Karena sebenarnya kunci mendengarkan yang baik adalah bersifat peka dan menahan diri, mencoba untuk memahami dan tidak berupaya untuk menjawab. Kebanyakan orang tidak sungguh-sungguh mendengarkan atau memperhatikan sudut pandang lawan bicara; sehingga terkadang menimbulkan persepsi yang berbeda yang akan memunculkan prasangka dan emosi yang tidak baik.

Seni Mendengarkan dalam Pendidikan terhadap Anak

Seni mendengarkan itu memerlukan kesadaran  bahwa membiarkan orang lain menjelaskan pendapatnya sampai tuntas amat penting dan sulit jika orang tersebut mengkritik kita. Jalan terbaik jika seseorang mulai mengkritik kita adalah mendengarkannya sampai selesai dan mengakui pendapatnya sebelum membela diri.

Seni mendengarkan ini sangat penting dan bisa kita mulai dari lingkungan terdekat yakni keluarga, terutama anak-anak. Sehingga ketika kebiasaan ‘mendengarkan dan menyimak ini terbentuk maka sebenarnya kita secara tidak langsung telah membangun pondasi dalam keluarga kita untuk menghargai; menghormati dan bersabar terhadap hal-hal yang berbeda di luar dirinya. Dengan begitu, maka kita membentuk karakater yang memilki toleransi dan terbuka serta penyayang.

Maka tidak perlu ada lagi perdebatan kusir, pertengkaran bahkan dendam ada dalam pemikiran keluarga terutama anak-anak. Tidak perlu ada lagi anak-anak seperti Salva (tokoh Novel Di Tanah Lada) yang berakhir tragis atau tidak perlu lagi ada tokoh seperti di Le Petit Prince yang membenci manusia.

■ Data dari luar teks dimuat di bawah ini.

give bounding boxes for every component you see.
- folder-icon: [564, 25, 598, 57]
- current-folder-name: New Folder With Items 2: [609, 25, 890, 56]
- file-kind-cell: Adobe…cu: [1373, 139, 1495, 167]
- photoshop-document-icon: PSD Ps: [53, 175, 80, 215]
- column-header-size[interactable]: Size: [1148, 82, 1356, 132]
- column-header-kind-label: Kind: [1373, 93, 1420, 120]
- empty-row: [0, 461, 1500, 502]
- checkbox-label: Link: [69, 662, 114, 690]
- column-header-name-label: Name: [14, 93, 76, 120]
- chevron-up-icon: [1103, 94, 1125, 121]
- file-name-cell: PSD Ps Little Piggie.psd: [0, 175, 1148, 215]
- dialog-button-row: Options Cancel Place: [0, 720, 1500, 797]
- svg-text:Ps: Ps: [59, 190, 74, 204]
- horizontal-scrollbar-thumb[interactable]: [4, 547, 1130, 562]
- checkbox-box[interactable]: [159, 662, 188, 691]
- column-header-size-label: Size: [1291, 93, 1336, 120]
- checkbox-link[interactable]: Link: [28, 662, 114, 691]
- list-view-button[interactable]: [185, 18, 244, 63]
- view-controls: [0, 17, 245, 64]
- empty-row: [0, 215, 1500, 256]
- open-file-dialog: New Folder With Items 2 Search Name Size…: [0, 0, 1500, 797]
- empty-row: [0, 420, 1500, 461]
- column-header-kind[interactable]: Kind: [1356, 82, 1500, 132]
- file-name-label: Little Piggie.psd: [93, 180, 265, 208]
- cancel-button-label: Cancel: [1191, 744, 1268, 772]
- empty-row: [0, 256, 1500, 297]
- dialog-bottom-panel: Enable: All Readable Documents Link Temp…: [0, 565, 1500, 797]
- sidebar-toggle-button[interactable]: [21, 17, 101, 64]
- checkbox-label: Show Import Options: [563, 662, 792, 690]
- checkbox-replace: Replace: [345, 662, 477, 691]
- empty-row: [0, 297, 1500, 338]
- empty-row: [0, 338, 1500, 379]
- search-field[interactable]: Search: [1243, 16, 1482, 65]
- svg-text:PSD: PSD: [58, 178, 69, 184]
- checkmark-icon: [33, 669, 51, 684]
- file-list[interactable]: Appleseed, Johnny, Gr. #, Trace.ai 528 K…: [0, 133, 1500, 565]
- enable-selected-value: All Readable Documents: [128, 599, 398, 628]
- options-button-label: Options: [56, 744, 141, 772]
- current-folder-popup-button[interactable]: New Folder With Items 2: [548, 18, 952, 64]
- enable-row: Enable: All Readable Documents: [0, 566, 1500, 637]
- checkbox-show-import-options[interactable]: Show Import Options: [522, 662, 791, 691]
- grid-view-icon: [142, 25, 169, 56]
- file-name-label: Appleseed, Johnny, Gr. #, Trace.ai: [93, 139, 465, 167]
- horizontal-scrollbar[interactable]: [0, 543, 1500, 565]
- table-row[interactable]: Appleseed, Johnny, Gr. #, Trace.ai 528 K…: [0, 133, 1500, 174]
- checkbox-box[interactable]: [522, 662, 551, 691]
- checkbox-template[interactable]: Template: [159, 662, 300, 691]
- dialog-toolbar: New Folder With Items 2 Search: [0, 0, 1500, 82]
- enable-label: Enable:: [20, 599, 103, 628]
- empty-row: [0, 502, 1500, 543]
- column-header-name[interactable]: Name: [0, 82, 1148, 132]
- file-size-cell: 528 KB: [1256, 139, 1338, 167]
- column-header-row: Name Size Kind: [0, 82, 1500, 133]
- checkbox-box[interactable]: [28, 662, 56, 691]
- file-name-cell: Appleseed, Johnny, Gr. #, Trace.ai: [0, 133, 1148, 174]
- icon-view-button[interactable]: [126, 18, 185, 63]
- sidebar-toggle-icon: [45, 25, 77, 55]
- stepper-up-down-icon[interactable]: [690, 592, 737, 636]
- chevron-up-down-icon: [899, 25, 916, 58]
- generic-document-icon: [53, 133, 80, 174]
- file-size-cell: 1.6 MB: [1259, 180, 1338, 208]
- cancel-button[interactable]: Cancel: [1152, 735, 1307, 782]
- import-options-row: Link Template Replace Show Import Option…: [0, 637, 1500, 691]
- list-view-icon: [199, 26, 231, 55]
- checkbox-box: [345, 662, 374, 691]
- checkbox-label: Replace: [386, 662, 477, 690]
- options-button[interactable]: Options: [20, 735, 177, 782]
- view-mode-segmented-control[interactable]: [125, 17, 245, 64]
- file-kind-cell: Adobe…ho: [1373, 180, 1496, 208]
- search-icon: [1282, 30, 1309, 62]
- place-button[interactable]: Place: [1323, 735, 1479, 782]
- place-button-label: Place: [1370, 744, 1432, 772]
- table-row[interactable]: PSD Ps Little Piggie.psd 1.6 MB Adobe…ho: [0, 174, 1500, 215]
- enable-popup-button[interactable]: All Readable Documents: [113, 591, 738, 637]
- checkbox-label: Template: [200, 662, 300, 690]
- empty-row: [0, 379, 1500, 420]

Lalu bagaimana cara memulainya dalam keluarga? Kita bisa melakukannya dengan memperlakukan keluarga adalah subjek bukan objek: mendengarkan mereka, memberikan cerita-cerita tentang ‘mendengarkan’, tentang ‘pemaafan’. Selain itu kita juga bisa melalui melibatkan semua anggota keluarga untuk memberikan ide, gagasan, sanggahan terhadap sebuah keputusan. Saat anak-anak berbicara pastikan telinga kita benar-benar menyimak, begitu pula saat kita berbicara dengan mereka pastikan  posisi kita setara dengan anak-anak. Memberikan teladan dengan mendengarkan, artinya kita telah mengupayakan menghormati mereka. Karena mendengarkan bukan urusan sepele, ia butuh kesungguhan dan kerja keras meski itu kepada anak-anak.